Abgeordnete Anna HÖLLERER (V) wies Abgeordnete Belakowitsch-Jenewein darauf hin, dass es bereits Unterstützungsmaßnahmen für die Förderung der Mobilität von behinderten Menschen gebe. Sodann widmete sie sich der häuslichen Pflege, der im Sozialbericht ein sehr gutes Zeugnis ausgestellt wurde. Positiv habe sich auch die Beschäftigungsoffensive für die behinderten Menschen ausgewirkt, die trotz der Wirtschaftskrise greife.

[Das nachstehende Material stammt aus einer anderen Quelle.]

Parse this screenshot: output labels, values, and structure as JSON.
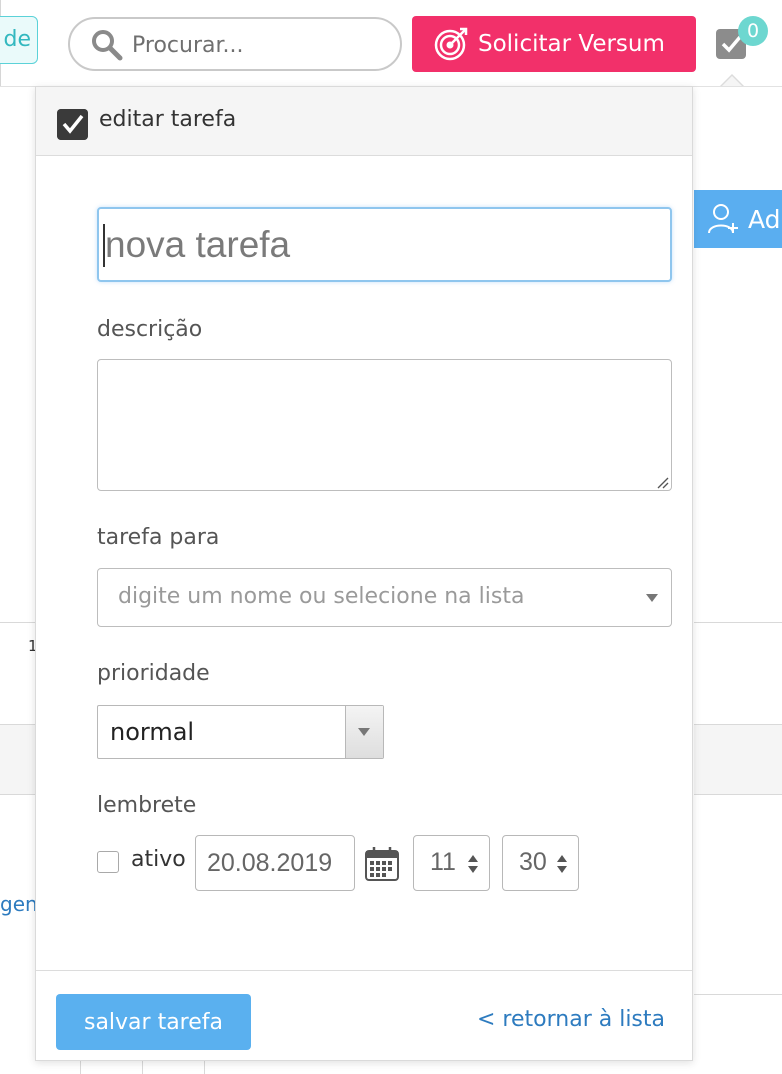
{
  "topbar": {
    "left_pill_label": "de",
    "search": {
      "placeholder": "Procurar..."
    },
    "cta_label": "Solicitar Versum",
    "tasks_count": "0"
  },
  "background": {
    "add_button_label": "Ad",
    "row_label": "1",
    "link_fragment": "gen"
  },
  "panel": {
    "title": "editar tarefa",
    "task_name_placeholder": "nova tarefa",
    "description_label": "descrição",
    "assignee_label": "tarefa para",
    "assignee_placeholder": "digite um nome ou selecione na lista",
    "priority_label": "prioridade",
    "priority_value": "normal",
    "reminder_label": "lembrete",
    "reminder_active_label": "ativo",
    "reminder_date": "20.08.2019",
    "reminder_hour": "11",
    "reminder_minute": "30",
    "save_label": "salvar tarefa",
    "back_label": "< retornar à lista"
  },
  "colors": {
    "accent_pink": "#f2306a",
    "accent_blue": "#5ab0ef",
    "link_blue": "#2d7bbf",
    "badge_teal": "#6dd7d0"
  }
}
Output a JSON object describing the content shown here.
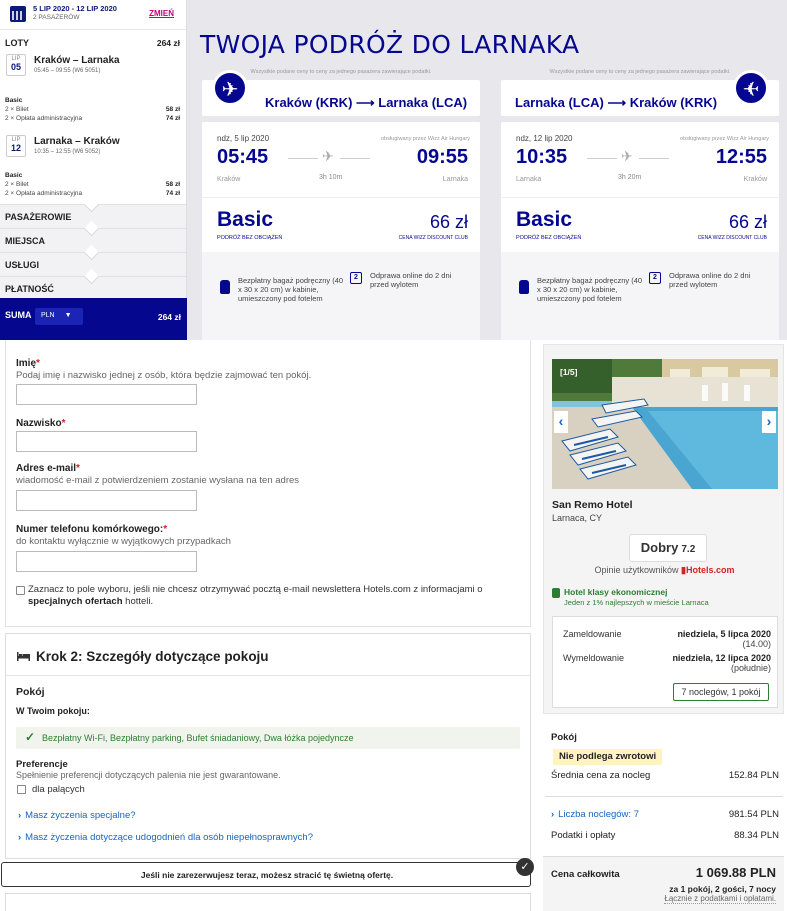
{
  "sidebar": {
    "dates": "5 LIP 2020 - 12 LIP 2020",
    "passengers": "2 PASAŻERÓW",
    "change_label": "ZMIEŃ",
    "flights_label": "LOTY",
    "flights_price": "264 zł",
    "flights": [
      {
        "month": "LIP",
        "day": "05",
        "route": "Kraków – Larnaka",
        "time": "05:45 – 09:55 (W6 5051)",
        "fare_label": "Basic",
        "rows": [
          {
            "label": "2 × Bilet",
            "price": "58 zł"
          },
          {
            "label": "2 × Opłata administracyjna",
            "price": "74 zł"
          }
        ]
      },
      {
        "month": "LIP",
        "day": "12",
        "route": "Larnaka – Kraków",
        "time": "10:35 – 12:55 (W6 5052)",
        "fare_label": "Basic",
        "rows": [
          {
            "label": "2 × Bilet",
            "price": "58 zł"
          },
          {
            "label": "2 × Opłata administracyjna",
            "price": "74 zł"
          }
        ]
      }
    ],
    "sections": [
      "PASAŻEROWIE",
      "MIEJSCA",
      "USŁUGI",
      "PŁATNOŚĆ"
    ],
    "total_label": "SUMA",
    "currency": "PLN",
    "total_price": "264 zł"
  },
  "trip": {
    "title": "TWOJA PODRÓŻ DO LARNAKA",
    "disclaimer": "Wszystkie podane ceny to ceny za jednego pasażera zawierające podatki.",
    "cards": [
      {
        "route": "Kraków (KRK) ⟶ Larnaka (LCA)",
        "date": "ndz, 5 lip 2020",
        "operator": "obsługiwany przez Wizz Air Hungary",
        "dep_time": "05:45",
        "arr_time": "09:55",
        "duration": "3h 10m",
        "from": "Kraków",
        "to": "Larnaka",
        "fare": "Basic",
        "fare_sub": "PODRÓŻ BEZ OBCIĄŻEŃ",
        "price": "66 zł",
        "club": "CENA WIZZ DISCOUNT CLUB",
        "bag": "Bezpłatny bagaż podręczny (40 x 30 x 20 cm) w kabinie, umieszczony pod fotelem",
        "checkin": "Odprawa online do 2 dni przed wylotem"
      },
      {
        "route": "Larnaka (LCA) ⟶ Kraków (KRK)",
        "date": "ndz, 12 lip 2020",
        "operator": "obsługiwany przez Wizz Air Hungary",
        "dep_time": "10:35",
        "arr_time": "12:55",
        "duration": "3h 20m",
        "from": "Larnaka",
        "to": "Kraków",
        "fare": "Basic",
        "fare_sub": "PODRÓŻ BEZ OBCIĄŻEŃ",
        "price": "66 zł",
        "club": "CENA WIZZ DISCOUNT CLUB",
        "bag": "Bezpłatny bagaż podręczny (40 x 30 x 20 cm) w kabinie, umieszczony pod fotelem",
        "checkin": "Odprawa online do 2 dni przed wylotem"
      }
    ]
  },
  "form": {
    "first_name_label": "Imię",
    "first_name_hint": "Podaj imię i nazwisko jednej z osób, która będzie zajmować ten pokój.",
    "first_name_value": "",
    "last_name_label": "Nazwisko",
    "last_name_value": "",
    "email_label": "Adres e-mail",
    "email_hint": "wiadomość e-mail z potwierdzeniem zostanie wysłana na ten adres",
    "email_value": "",
    "phone_label": "Numer telefonu komórkowego:",
    "phone_hint": "do kontaktu wyłącznie w wyjątkowych przypadkach",
    "phone_value": "",
    "required_mark": "*",
    "newsletter_pre": "Zaznacz to pole wyboru, jeśli nie chcesz otrzymywać pocztą e-mail newslettera Hotels.com z informacjami o",
    "newsletter_bold": "specjalnych ofertach",
    "newsletter_post": " hotteli.",
    "step2_title": "Krok 2: Szczegóły dotyczące pokoju",
    "room_label": "Pokój",
    "in_room_label": "W Twoim pokoju:",
    "amenities": "Bezpłatny Wi-Fi, Bezpłatny parking, Bufet śniadaniowy, Dwa łóżka pojedyncze",
    "prefs_label": "Preferencje",
    "prefs_hint": "Spełnienie preferencji dotyczących palenia nie jest gwarantowane.",
    "smokers_label": "dla palących",
    "special_wishes": "Masz życzenia specjalne?",
    "accessibility": "Masz życzenia dotyczące udogodnień dla osób niepełnosprawnych?",
    "alert": "Jeśli nie zarezerwujesz teraz, możesz stracić tę świetną ofertę."
  },
  "hotel": {
    "photo_counter": "[1/5]",
    "name": "San Remo Hotel",
    "location": "Larnaca, CY",
    "rating_word": "Dobry",
    "rating_num": "7.2",
    "reviews_pre": "Opinie użytkowników",
    "reviews_brand": "Hotels.com",
    "eco_title": "Hotel klasy ekonomicznej",
    "eco_sub": "Jeden z 1% najlepszych w mieście Larnaca",
    "checkin_label": "Zameldowanie",
    "checkin_date": "niedziela, 5 lipca 2020",
    "checkin_time": "(14.00)",
    "checkout_label": "Wymeldowanie",
    "checkout_date": "niedziela, 12 lipca 2020",
    "checkout_time": "(południe)",
    "nights_btn": "7 noclegów, 1 pokój",
    "room_label": "Pokój",
    "nonrefundable": "Nie podlega zwrotowi",
    "avg_label": "Średnia cena za nocleg",
    "avg_value": "152.84 PLN",
    "nights_label": "Liczba noclegów: 7",
    "nights_value": "981.54 PLN",
    "tax_label": "Podatki i opłaty",
    "tax_value": "88.34 PLN",
    "total_label": "Cena całkowita",
    "total_value": "1 069.88 PLN",
    "total_sub": "za 1 pokój, 2 gości, 7 nocy",
    "total_sub2": "Łącznie z podatkami i opłatami."
  }
}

Abgeordneter Josef MUCHITSCH (S) hielt es für sehr bedauerlich, wenn wie im Fall des Abgeordneten Grosz mit falschen Zahlen agiert werde. In Wahrheit gebe es derzeit 233.000 Arbeitslose und 66.000 Menschen, die sich in Schulungen befinden. Ein besonderes Anliegen waren ihm die Invaliditätspensionen, die fair und gerecht gestaltet werden müssen.

Die Gier von Banken und Spekulanten habe die Weltwirtschaft an den Rand des Kollaps geführt, analysierte Abgeordneter Dietmar KECK (S), und mit diesen Auswirkungen sei nun auch Österreich konfrontiert. Durch den massiven Einsatz von Steuermitteln sei es jedoch in Österreich gelungen, mögliche Konsequenzen wie Massenarbeitslosigkeit oder Massenarmut abzuwenden. Leider wurden aber nicht überall die entsprechenden Lehren aus den bedenklichen Finanzgeschäften gezogen, wie ein aktuelles Beispiel aus Oberösterreich belege.

Bei der Abstimmung wurde der Sozialbericht mehrheitlich zur Kenntnis genommen; die F-Entschließungsanträge betreffend Erhöhung der Freibeträge für außergewöhnliche Belastungen aufgrund von Behinderung, betreffend Vergütung von 20 % des Kaufpreises bei der Anschaffung von Kraftfahrzeugen durch Behinderte sowie betreffend Inflationsanpassung des Pflegegeldes verfielen alle der Ablehnung.